On the night of June 27, 1969, the patrons of the Stonewall Inn, a true gay neighborhood bar on Christopher Street in Greenwich Village, NY City, were doing their customary gathering of community. Police raids were getting less and less common. The patrons of the Stonewall were used to such raids and the management was generally able to reopen for business either that night, or the following day.

But
it was a particularly sad day in the gay community on June 27, 1969. What made the June 1969 raid different was the death a week earlier of Judy Garland, an important cultural icon with whom many in the gay community identified. The palpable grief at her loss culminated with her funeral on Friday, June 27, attended by 22,000 people, among them an estimated 12,000 gay men. Many of the Stonewall patrons were still emotionally distraught when the raid occurred that night, and refused to react passively. Along about 1:30 am on the 28th, all hell broke loose. . .
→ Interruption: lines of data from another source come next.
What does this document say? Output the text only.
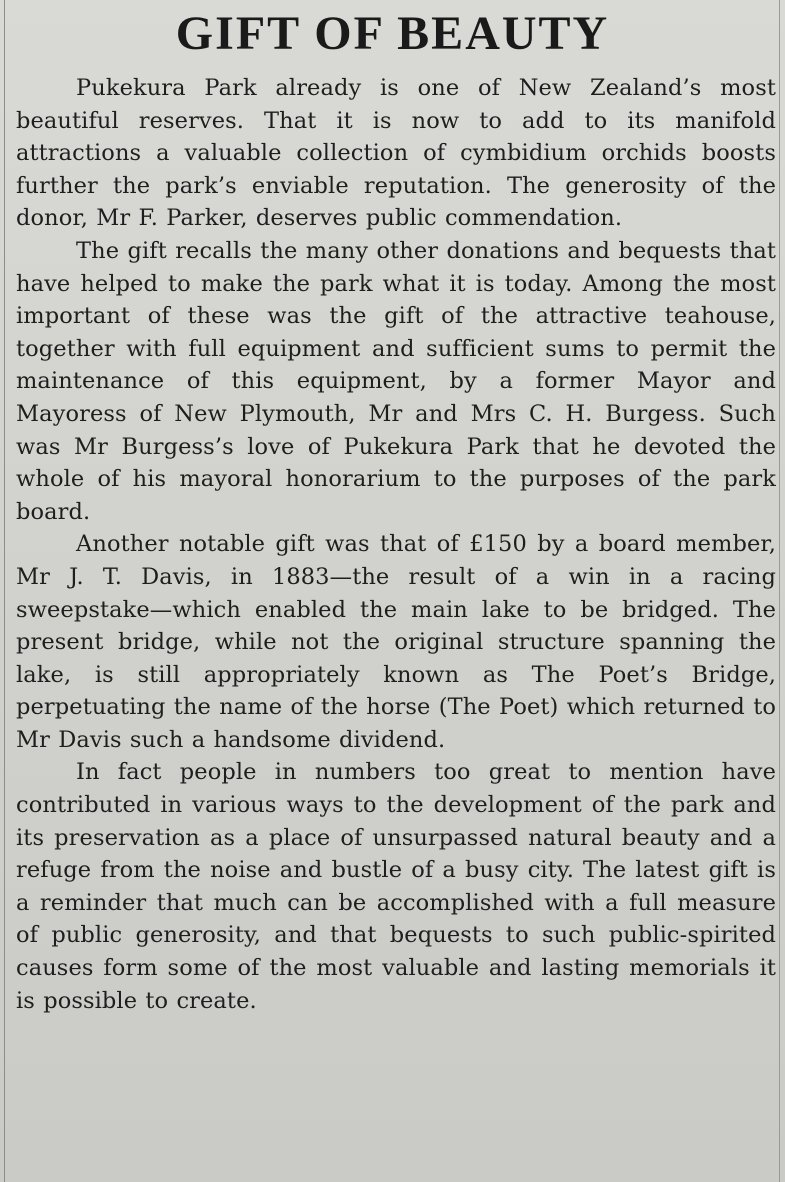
GIFT OF BEAUTY

Pukekura Park already is one of New Zealand’s most beautiful reserves. That it is now to add to its manifold attractions a valuable collection of cymbidium orchids boosts further the park’s enviable reputation. The generosity of the donor, Mr F. Parker, deserves public commendation.

The gift recalls the many other donations and bequests that have helped to make the park what it is today. Among the most important of these was the gift of the attractive teahouse, together with full equipment and sufficient sums to permit the maintenance of this equipment, by a former Mayor and Mayoress of New Plymouth, Mr and Mrs C. H. Burgess. Such was Mr Burgess’s love of Pukekura Park that he devoted the whole of his mayoral honorarium to the purposes of the park board.

Another notable gift was that of £150 by a board member, Mr J. T. Davis, in 1883—the result of a win in a racing sweepstake—which enabled the main lake to be bridged. The present bridge, while not the original structure spanning the lake, is still appropriately known as The Poet’s Bridge, perpetuating the name of the horse (The Poet) which returned to Mr Davis such a handsome dividend.

In fact people in numbers too great to mention have contributed in various ways to the development of the park and its preservation as a place of unsurpassed natural beauty and a refuge from the noise and bustle of a busy city. The latest gift is a reminder that much can be accomplished with a full measure of public generosity, and that bequests to such public-spirited causes form some of the most valuable and lasting memorials it is possible to create.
. . . one very butch lesbian had the audacity to talk back to one of the policemen then harassing customers inside the Stonewall Inn.
She was escorted from the bar and placed in the back of a police cruiser. She began "cutting up" and the car started a-rockin'. She got out of the unlocked car and continued to rock the police car with her arms, to the angry delight of the motley crew gathering in the street. . . .The gendarmes barricaded themselves inside the bar, apparently afraid of the angry mob outside, and the rest, as they say, is history.

Jimboland Jots recounts:

. . .On a hot summer New York night in Greenwich Village in 1969, the Stonewall Riots came about because of recurring bar raids by the New York Police Department on a bar called the Stonewall Inn. That night, an ethnically diverse crowd of gay men, dykes, drag queens, and trannies had had enough and fought back so strongly that the men of the NYPD were forced to take shelter inside the very bar that they had repeatedly raided for years, previously arresting many people and ruining countless lives.

This riot is generally recognized as the galvanizing event for the contemporary gay liberation movement and became known as the Stonewall Riots. It was followed by several days of rowdy, angry protests and frequently large street demonstrations and actions, growing rapidly and broadly in power and visibility, boldly tearing down the closet of shame and oppression. People came out of the closet and into the streets, into society, and began the movement toward equality and inclusion into larger American society.

The Stonewall Movement presaged a wave of gay civil rights activism across the country for forty years, with many advances at every level of government. This progress and visibility was eventually exploited and used by extremists to demonize, villify, and otherwise minimize gays as less than human to advance American rightist political power across the three branches of American government in a reactionary attempt to move the country away from a constitutional democracy. Such irrational and inhumane behavior toward others has betrayed a selfishness, a closed mind, a worldview that is lacking in humanity, an act of tyrannical moral violence toward our evolving idea and understanding of human identity. . .

What began as a routine shakedown at the Stonewall Inn became a watershed moment of the gay rights movement. Something sparked in the motley crowd of gays, lesbians, hippies and drag queens singled out for ID inspection, and soon patrons and passersby alike responded to police with taunting, resistance and even violence. Police cars were overturned and burned. Bitches were slapped. Anger was vented.

For three hours, the mob ruled the streets of Greenwich Village and for the next week there would be sporadic riots almost nightly. Though few people outside of New York City heard about the events at the time, it marked the definitive turning point of the gay rights movement, from resigned tolerance of homophobic harassment to self-empowerment and pride.

On the same day in 1970, thousands of people marched in Los Angeles and New York City to commemorate the first anniversary of Stonewall. These celebrations marked the first Gay Pride marches, which evolved into the elaborate Pride Festivals that occur annually in every major American city and some smaller towns.